METHODS: Bronchial wash samples from adults with COPD (n=18), smokers with no airways disease (n=8) and healthy individuals (n=11) were analysed by extended-culture and culture-independent Illumina MiSeq sequencing. We determined aerobic and anaerobic microbiota load and evaluated differences in bacteria associated with the three cohorts. Culture-independent analysis was used to determine differences in microbiota between comparison groups including taxonomic richness, diversity, relative abundance, 'core' microbiota and co-occurrence.
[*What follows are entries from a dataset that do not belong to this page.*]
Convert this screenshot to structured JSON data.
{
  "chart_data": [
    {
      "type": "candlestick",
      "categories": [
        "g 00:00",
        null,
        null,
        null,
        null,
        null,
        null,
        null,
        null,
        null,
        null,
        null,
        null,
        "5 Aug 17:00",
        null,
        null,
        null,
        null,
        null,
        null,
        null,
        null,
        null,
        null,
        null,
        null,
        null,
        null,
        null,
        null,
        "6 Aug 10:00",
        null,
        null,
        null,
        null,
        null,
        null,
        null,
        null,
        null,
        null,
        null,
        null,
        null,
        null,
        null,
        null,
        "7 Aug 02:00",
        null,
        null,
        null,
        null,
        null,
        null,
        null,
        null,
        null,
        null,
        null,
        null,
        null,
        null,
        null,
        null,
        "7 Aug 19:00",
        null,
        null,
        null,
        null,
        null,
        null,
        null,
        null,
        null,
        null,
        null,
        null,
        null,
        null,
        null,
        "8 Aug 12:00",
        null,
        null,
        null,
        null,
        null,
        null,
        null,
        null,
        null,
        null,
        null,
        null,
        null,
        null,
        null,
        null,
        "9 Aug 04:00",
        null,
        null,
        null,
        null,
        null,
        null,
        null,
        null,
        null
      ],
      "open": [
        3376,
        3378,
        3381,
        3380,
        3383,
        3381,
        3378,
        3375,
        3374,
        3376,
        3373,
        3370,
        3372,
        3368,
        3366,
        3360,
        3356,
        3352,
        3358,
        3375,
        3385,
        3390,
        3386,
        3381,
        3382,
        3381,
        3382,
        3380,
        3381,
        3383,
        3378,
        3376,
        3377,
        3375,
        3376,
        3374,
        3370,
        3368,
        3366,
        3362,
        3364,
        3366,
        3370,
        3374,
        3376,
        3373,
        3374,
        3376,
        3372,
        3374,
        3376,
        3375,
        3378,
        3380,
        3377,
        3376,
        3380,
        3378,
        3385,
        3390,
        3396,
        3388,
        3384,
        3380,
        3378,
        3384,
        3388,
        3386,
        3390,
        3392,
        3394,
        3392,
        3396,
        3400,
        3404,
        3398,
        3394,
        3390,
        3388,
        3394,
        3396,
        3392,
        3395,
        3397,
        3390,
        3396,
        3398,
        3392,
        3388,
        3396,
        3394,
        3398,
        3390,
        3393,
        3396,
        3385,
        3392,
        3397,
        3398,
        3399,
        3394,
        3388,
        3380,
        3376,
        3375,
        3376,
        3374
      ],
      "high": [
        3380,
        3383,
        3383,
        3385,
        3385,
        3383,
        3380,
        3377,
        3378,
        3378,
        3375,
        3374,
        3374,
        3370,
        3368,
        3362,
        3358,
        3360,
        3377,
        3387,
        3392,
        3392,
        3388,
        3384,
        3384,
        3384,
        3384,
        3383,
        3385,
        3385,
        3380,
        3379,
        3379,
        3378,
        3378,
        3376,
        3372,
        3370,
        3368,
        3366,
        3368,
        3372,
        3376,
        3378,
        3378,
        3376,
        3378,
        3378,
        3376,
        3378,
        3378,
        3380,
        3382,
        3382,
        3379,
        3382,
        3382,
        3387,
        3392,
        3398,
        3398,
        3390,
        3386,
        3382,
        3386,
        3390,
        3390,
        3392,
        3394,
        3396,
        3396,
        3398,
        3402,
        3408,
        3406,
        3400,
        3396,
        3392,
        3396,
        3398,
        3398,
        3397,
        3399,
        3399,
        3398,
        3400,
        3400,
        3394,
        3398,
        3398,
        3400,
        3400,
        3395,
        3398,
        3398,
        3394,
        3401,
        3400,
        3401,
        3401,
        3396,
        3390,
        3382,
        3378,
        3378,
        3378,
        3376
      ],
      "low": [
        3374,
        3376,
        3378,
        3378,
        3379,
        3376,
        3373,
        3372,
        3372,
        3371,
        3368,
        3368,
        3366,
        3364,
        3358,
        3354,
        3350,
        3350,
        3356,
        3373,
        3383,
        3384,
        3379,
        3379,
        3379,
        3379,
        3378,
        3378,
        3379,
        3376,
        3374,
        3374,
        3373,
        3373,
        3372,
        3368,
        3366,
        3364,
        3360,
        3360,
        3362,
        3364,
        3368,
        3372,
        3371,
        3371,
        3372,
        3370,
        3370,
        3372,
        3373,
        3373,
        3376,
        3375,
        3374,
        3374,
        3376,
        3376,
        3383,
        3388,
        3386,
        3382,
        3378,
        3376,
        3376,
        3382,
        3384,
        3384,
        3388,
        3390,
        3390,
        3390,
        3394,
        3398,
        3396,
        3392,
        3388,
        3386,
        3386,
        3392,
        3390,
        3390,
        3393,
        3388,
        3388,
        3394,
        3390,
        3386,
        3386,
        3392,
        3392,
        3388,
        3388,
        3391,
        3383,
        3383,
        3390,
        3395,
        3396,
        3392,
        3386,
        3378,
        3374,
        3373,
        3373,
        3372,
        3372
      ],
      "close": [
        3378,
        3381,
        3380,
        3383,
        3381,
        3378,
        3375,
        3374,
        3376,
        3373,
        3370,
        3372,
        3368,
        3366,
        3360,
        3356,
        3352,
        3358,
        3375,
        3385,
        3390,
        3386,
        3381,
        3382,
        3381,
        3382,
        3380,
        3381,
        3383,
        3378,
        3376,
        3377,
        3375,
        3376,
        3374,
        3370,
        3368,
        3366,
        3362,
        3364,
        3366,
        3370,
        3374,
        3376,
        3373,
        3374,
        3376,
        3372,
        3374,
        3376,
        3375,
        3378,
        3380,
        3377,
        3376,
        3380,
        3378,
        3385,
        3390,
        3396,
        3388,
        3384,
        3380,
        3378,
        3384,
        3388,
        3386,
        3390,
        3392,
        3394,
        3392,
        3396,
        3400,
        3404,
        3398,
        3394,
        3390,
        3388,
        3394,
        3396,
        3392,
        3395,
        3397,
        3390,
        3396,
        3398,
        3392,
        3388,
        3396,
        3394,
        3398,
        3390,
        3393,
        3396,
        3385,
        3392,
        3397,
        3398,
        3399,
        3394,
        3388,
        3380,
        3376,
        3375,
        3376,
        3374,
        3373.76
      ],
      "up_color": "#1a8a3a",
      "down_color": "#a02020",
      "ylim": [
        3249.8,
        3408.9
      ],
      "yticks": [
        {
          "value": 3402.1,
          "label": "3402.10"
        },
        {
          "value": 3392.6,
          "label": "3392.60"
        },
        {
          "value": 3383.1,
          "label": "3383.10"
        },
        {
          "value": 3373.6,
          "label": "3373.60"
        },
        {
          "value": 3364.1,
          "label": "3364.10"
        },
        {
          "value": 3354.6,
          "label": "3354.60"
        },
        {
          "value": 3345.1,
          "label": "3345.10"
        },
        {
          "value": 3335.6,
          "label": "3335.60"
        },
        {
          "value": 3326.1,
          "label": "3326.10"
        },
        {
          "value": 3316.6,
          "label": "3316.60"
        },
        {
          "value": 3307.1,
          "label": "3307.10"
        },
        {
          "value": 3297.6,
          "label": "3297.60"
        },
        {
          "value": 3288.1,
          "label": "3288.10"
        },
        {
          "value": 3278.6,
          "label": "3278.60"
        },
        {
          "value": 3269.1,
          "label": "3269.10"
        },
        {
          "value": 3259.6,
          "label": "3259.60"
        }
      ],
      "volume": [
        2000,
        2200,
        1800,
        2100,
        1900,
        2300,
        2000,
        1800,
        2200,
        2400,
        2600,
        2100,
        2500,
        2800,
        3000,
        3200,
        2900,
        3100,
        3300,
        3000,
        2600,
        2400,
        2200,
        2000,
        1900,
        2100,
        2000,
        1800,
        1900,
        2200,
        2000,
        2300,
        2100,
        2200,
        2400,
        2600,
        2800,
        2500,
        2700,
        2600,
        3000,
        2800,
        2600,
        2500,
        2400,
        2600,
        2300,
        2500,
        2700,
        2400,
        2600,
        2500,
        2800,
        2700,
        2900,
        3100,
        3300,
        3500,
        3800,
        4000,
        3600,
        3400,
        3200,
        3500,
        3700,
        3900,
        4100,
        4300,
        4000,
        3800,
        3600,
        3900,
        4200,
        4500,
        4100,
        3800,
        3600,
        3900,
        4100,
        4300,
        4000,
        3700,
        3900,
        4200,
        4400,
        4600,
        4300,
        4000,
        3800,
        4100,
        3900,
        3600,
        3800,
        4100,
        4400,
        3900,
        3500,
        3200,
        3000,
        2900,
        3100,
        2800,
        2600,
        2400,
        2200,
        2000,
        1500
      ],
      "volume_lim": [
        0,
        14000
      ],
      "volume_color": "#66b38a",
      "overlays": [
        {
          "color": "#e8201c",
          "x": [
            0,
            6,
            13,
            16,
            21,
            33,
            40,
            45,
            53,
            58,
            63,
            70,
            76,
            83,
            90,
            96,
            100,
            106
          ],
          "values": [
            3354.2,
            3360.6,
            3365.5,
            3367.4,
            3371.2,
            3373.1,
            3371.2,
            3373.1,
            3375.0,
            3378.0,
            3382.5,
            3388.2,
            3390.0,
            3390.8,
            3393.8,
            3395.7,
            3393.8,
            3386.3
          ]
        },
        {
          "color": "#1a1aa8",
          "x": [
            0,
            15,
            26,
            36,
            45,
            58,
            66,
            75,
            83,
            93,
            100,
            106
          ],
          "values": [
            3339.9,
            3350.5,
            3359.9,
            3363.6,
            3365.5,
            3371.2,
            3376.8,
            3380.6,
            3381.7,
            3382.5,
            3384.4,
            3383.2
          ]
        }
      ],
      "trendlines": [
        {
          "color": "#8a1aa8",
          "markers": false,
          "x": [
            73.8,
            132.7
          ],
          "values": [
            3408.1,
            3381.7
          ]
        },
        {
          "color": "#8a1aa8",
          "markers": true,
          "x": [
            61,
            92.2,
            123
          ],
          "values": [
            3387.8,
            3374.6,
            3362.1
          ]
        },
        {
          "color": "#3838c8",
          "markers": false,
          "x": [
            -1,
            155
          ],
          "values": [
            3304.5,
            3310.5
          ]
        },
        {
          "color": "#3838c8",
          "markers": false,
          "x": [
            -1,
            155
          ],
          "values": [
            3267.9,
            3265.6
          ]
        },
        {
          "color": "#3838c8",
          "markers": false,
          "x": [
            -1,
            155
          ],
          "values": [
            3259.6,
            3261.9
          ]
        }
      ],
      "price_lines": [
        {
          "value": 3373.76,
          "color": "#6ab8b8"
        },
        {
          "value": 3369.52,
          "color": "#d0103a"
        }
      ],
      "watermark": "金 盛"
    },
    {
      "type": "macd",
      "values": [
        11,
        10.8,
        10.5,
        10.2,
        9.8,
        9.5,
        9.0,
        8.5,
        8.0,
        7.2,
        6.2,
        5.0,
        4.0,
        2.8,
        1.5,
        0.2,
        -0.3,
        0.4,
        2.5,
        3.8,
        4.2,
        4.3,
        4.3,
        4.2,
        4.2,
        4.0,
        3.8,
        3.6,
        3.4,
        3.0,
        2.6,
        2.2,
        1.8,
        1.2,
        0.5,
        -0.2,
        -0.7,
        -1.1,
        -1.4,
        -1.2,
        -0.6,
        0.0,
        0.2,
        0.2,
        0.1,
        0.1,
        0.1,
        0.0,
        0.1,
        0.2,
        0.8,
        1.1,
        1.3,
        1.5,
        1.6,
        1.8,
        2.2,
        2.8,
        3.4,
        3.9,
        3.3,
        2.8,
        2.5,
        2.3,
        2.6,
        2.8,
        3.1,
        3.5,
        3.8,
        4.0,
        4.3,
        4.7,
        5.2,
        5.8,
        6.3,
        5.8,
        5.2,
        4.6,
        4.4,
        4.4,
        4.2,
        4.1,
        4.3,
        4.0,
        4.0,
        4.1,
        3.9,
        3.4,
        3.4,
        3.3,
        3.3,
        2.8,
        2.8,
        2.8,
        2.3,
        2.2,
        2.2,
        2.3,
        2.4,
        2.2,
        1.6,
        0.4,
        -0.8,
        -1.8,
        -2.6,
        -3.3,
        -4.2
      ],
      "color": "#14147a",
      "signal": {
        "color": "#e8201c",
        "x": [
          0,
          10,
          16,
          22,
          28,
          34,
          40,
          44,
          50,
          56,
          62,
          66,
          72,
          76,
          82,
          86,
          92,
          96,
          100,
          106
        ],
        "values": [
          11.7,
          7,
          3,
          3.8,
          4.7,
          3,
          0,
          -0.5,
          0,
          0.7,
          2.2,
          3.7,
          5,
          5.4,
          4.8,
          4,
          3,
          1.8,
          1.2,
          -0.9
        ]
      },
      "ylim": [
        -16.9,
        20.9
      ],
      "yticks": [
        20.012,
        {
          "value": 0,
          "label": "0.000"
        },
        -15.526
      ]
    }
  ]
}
MEASUREMENT AND MAIN RESULTS: Extended-culture showed no difference in total load of aerobic and anaerobic bacteria between the three cohorts. Culture-independent analysis revealed that the prevalence of members of Pseudomonas spp. was greater in the lower airways of patients with COPD; however, the majority of the sequence reads for this taxa were attributed to three patients. Furthermore, members of Bacteroidetes, such as Prevotella spp., were observed to be greater in the 'healthy' comparison groups. Community diversity (α and β) was significantly less in COPD compared with healthy groups. Co-occurrence of bacterial taxa and the observation of a putative 'core' community within the lower airways were also observed.
CONCLUSIONS: Microbial community composition in the lower airways of patients with COPD is significantly different to that found in smokers and non-smokers, indicating that a component of the disease is associated with changes in microbiological status.